Every Tree Has a Story by Cécile Benoist, illus. by Charlotte Gastaut, transl. from the French by Sylvia Rucker ★★★★★

This is such a stunning book! At just over 40 pages, this nonfiction children’s picture book contains about 20 stories or entries about trees around the world and the people who nurtured them, tried to save them, or destroyed them. So we’re told about Julia Butterfly Hill, who protected a 1,000-year-old tree called Luna from being cut down by a lumber company in California; the dragon’s blood tree, which has sap so red that it seems to bleed when cut; what the tallest, largest, and oldest trees in the world are; and other things. And all this information is accompanied by gorgeous, detailed, patterned illustrations that do a great job of depicting the structure, foliage, and texture of the trees discussed. This is one that both kids and adults can enjoy and learn from.

DCeased: Unkillables by Tom Taylor, illus. by Karl Mostert ★★★★★

The DCeased comic-book series is one of my favorites. It’s basically about a zombie apocalypse that takes place in the DC universe, causing humans, superheroes, gods, and villains to become infected. The first volume, DCeased, tells us how the zombie apocalypse began and focuses on the superheroes who become infected. Unkillables, however, focuses more on the villains. Unkillables sees some villains teaming up with orphans to survive the wave of zombie attacks. It was entertaining, such a fun read with lots of action. I loved it.

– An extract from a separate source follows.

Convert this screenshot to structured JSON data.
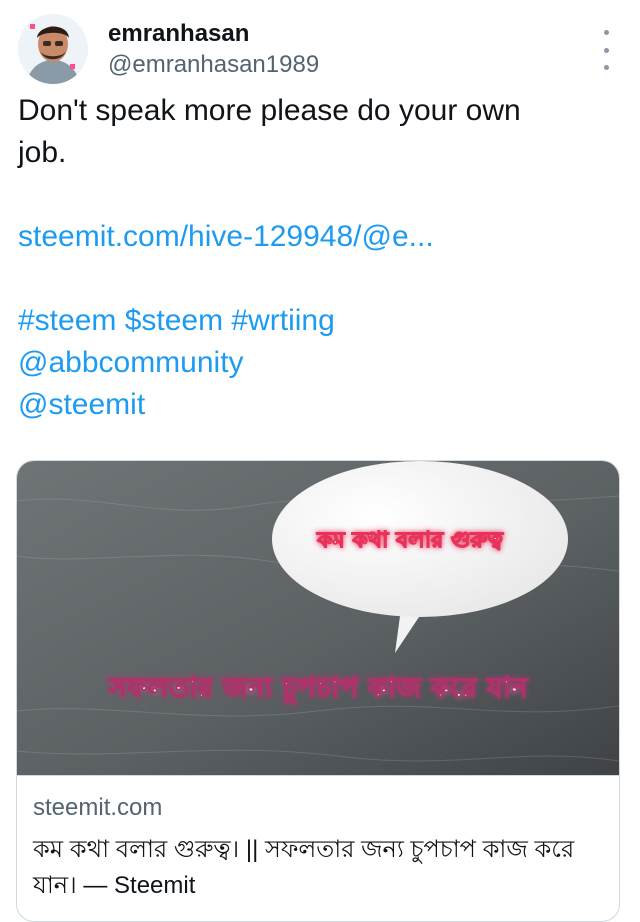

Death on the Nile by Agatha Christie ★★★

I had no idea I’d like this book as much as I did. It’s the movie adaptation that led me to it, and despite having seen the movie, I was still hooked, on edge, and wondering who the murderer is. There are so many twists that I almost suspected everyone, lol. This is a classic mystery about noted detective Hercule Poirot getting swept up in yet another murder case despite his best efforts to be on vacation in Egypt. It was a delightful read that I could hardly break from.

Book Love by Debbie Tung (illus.) ★★★★★

I think this is one all book lovers will get a kick out of. It’s a graphic novel about being a reader and a lover of books. In a series of often unconnected panels, this book presents a character I presume to be the author in various situations that book nerds can all relate to, like packing more books than you could possibly read for a short trip. The situations are all light and fun and allow us laugh at ourselves about our bookish antics. It’s a sweet, fun read, and it’s obvious it would be on my lists of favorites.

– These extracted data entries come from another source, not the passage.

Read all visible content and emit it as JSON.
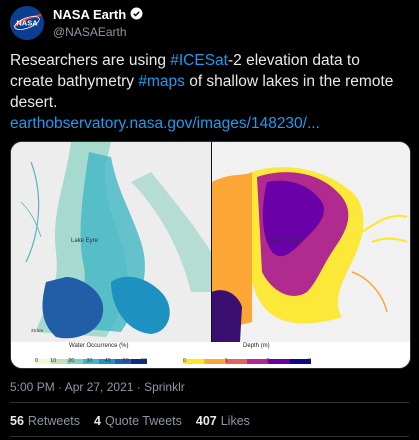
{
  "account": {
    "display_name": "NASA Earth",
    "handle": "@NASAEarth",
    "avatar_text": "NASA"
  },
  "tweet": {
    "text_1": "Researchers are using ",
    "hashtag_1": "#ICESat",
    "text_2": "-2 elevation data to create bathymetry ",
    "hashtag_2": "#maps",
    "text_3": " of shallow lakes in the remote desert.",
    "link": "earthobservatory.nasa.gov/images/148230/..."
  },
  "media": {
    "left_lake_label": "Lake Eyre",
    "right_lake_label": "Lago Coipasa",
    "scale_label": "25 km",
    "left_legend_title": "Water Occurrence (%)",
    "left_legend_ticks": [
      "0",
      "10",
      "20",
      "30",
      "40",
      "50",
      "60"
    ],
    "right_legend_title": "Depth (m)",
    "right_legend_ticks": [
      "0",
      "1",
      "2",
      "3"
    ],
    "left_ramp_colors": [
      "#f4f6d0",
      "#c2e3b0",
      "#7fcdbb",
      "#41b6c4",
      "#1d91c0",
      "#225ea8",
      "#0c2c84"
    ],
    "right_ramp_colors": [
      "#fde725",
      "#fca636",
      "#e16462",
      "#b12a90",
      "#6a00a8",
      "#0d0887"
    ]
  },
  "meta": {
    "timestamp": "5:00 PM · Apr 27, 2021 · Sprinklr"
  },
  "stats": {
    "retweets_count": "56",
    "retweets_label": "Retweets",
    "quotes_count": "4",
    "quotes_label": "Quote Tweets",
    "likes_count": "407",
    "likes_label": "Likes"
  }
}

Well, that’s my list of favorite books for 2022. It’s quite short — just six — since I didn’t read much in 2022. I struggled to read last year and often focused on shorter works as a result.

Next up are my most memorable reads.

What’s your favorite book of 2022?

23 thoughts on “ZeZee’s Favorite Reads of 2022

  1. Great list! I’ve been trying to read more Agatha Christie, and I want Death on the Nile to be my next read. Don’t want to see the movie until I get to it!
    I started the Phedre series a while back, but I still haven’t finished it. I haven’t been able to motivate myself to jump into a 1000 page tome this past year. Hopefully I will in 2023!
    Here’s my (2 part) list:


  2. I love the range of genres and formats that made it into your list of favorites. That’s always great to see. And I loved Elder Race so very happy to see that one here.